TNSJ Apresenta Online A Morte De Danton

O Teatro Nacional São João (TNSJ) apresenta a peça A Morte de Danton, de Georg Büchner, com encenação de Nuno Cardoso. A peça chega ontem casa dos espetadores, numa realização de Fábio Coelho, e pode ser vista até ao final do dia 5 de abril, em tnsj.pt.

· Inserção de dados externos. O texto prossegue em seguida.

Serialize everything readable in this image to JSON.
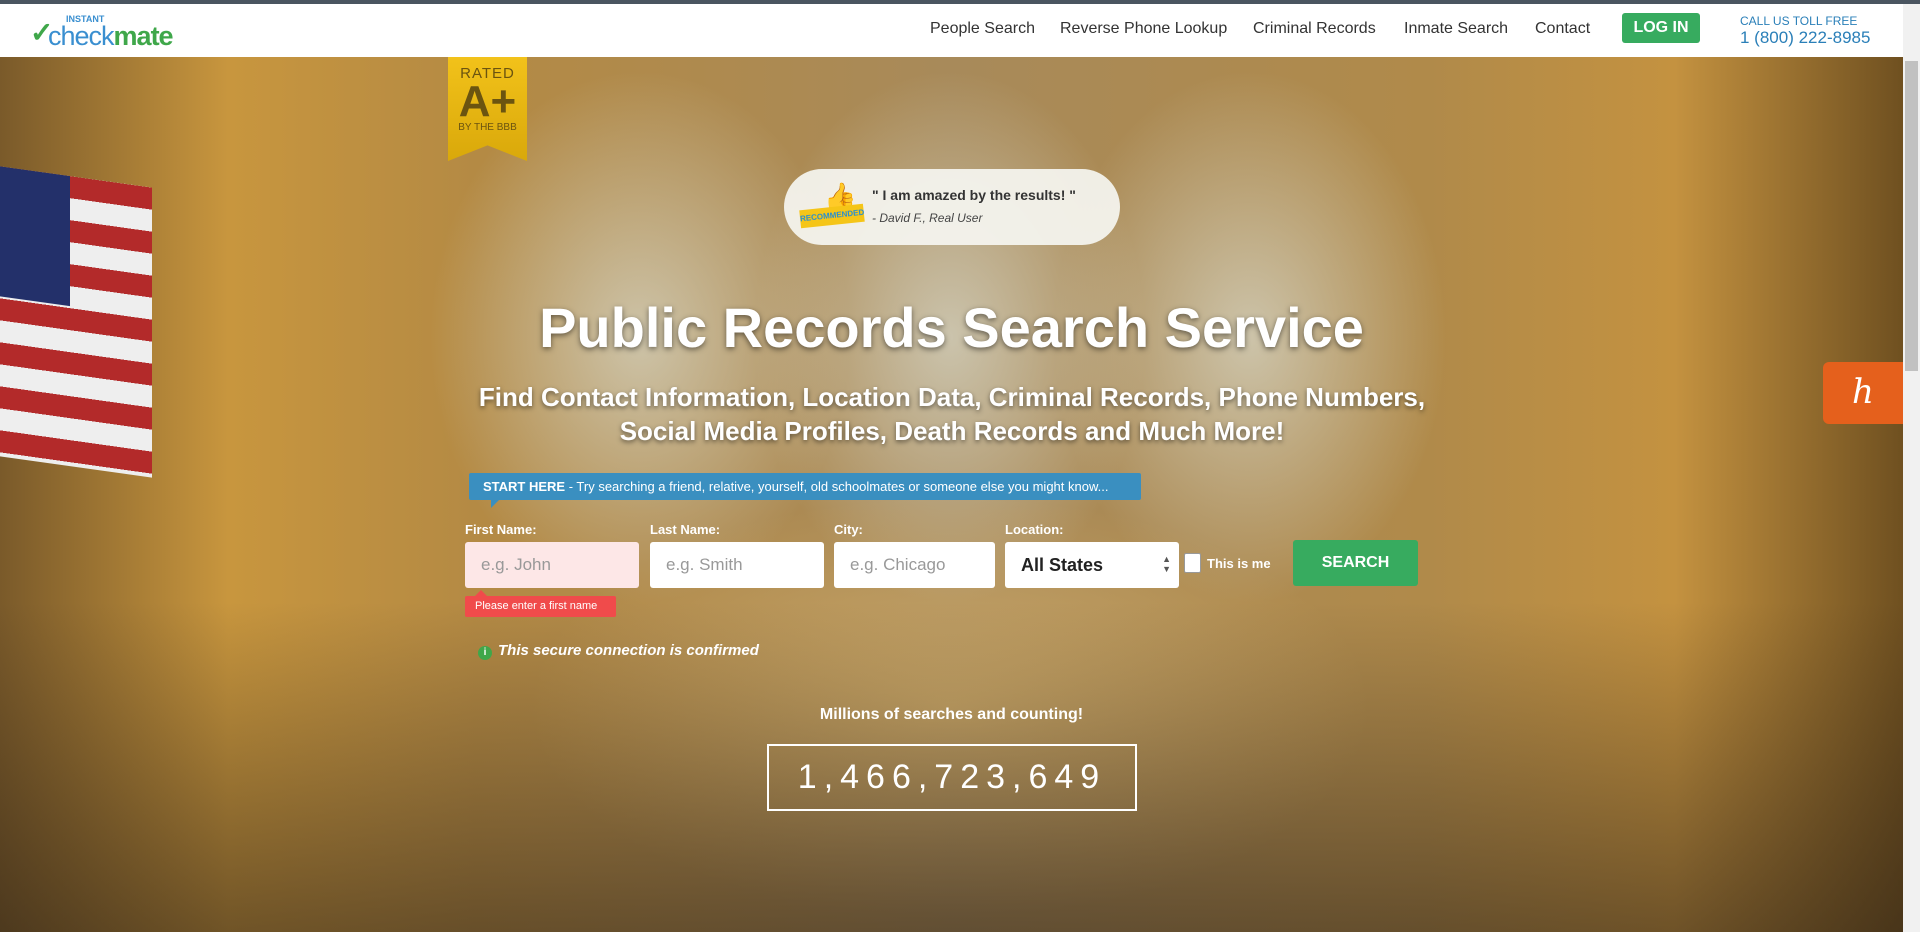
{
  "header": {
    "logo_small": "INSTANT",
    "logo_check": "check",
    "logo_mate": "mate",
    "nav": [
      "People Search",
      "Reverse Phone Lookup",
      "Criminal Records",
      "Inmate Search",
      "Contact"
    ],
    "login": "LOG IN",
    "call_label": "CALL US TOLL FREE",
    "phone": "1 (800) 222-8985"
  },
  "badge": {
    "rated": "RATED",
    "grade": "A+",
    "by": "BY THE BBB"
  },
  "testimonial": {
    "ribbon": "RECOMMENDED",
    "quote": "\" I am amazed by the results! \"",
    "author": "- David F., Real User"
  },
  "hero": {
    "title": "Public Records Search Service",
    "subtitle": "Find Contact Information, Location Data, Criminal Records, Phone Numbers, Social Media Profiles, Death Records and Much More!"
  },
  "form": {
    "start_bold": "START HERE",
    "start_text": " - Try searching a friend, relative, yourself, old schoolmates or someone else you might know...",
    "first_label": "First Name:",
    "first_placeholder": "e.g. John",
    "last_label": "Last Name:",
    "last_placeholder": "e.g. Smith",
    "city_label": "City:",
    "city_placeholder": "e.g. Chicago",
    "location_label": "Location:",
    "location_value": "All States",
    "this_is_me": "This is me",
    "search": "SEARCH",
    "error": "Please enter a first name",
    "secure": "This secure connection is confirmed"
  },
  "stats": {
    "label": "Millions of searches and counting!",
    "count": "1,466,723,649"
  },
  "colors": {
    "green": "#37ab5f",
    "blue": "#3a8fc0",
    "error": "#f04b4b",
    "honey": "#e5601c"
  }
}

“Este relógio não tem descanso?”, pergunta Danton, o tempo acelera, a História parece começar violentamente de novo, é esse o sentido primeiro de “revolução”, enfrentar o problema do começo. A Morte de Danton (1835) mergulha-nos no caos poético e sangrento da Revolução Francesa, mas esta peça é também ela revolucionária. Georg Büchner opera uma feroz fragmentação da forma teatral tradicional, lançando cenas curtas e longas, agitadas e meditativas num entrechocado fluxo narrativo que antecipa a montagem cinematográfica. É com ela que Nuno Cardoso inaugura uma nova temporada, a primeira enquanto diretor artístico do TNSJ. Através dela, o encenador vê um corpo social em permanente estado de convulsão e decomposição, uma orgia de carne humana. Mas as ruas de Paris, em 1789, são as mesmas por onde corre agora a revolta dos Coletes Amarelos. Ruas que desaguam nas margens do Mediterrâneo ou do Rio Grande, no regresso dos muros, na potência do ódio, no avanço dos populismos. “Tão maus os tempos que correm. Quem poderá fugir-lhes?” A Morte de Danton continua, ainda e sempre, a confrontar-nos com perguntas difíceis, terríveis. “Até quando continuará a humanidade a devorar o seu próprio corpo?” “Este relógio não tem descanso?”

Uma peça com encenação de Nuno Cardoso e interpretação de Afonso Santos, Albano Jerónimo, António Afonso Parra, Joana Carvalho, João Melo, Mafalda Lencastre, Margarida Carvalho, Maria Leite, Mário Santos, Nuno Nunes, Paulo Calatré, Rodrigo Santos, Sérgio Sá Cunha.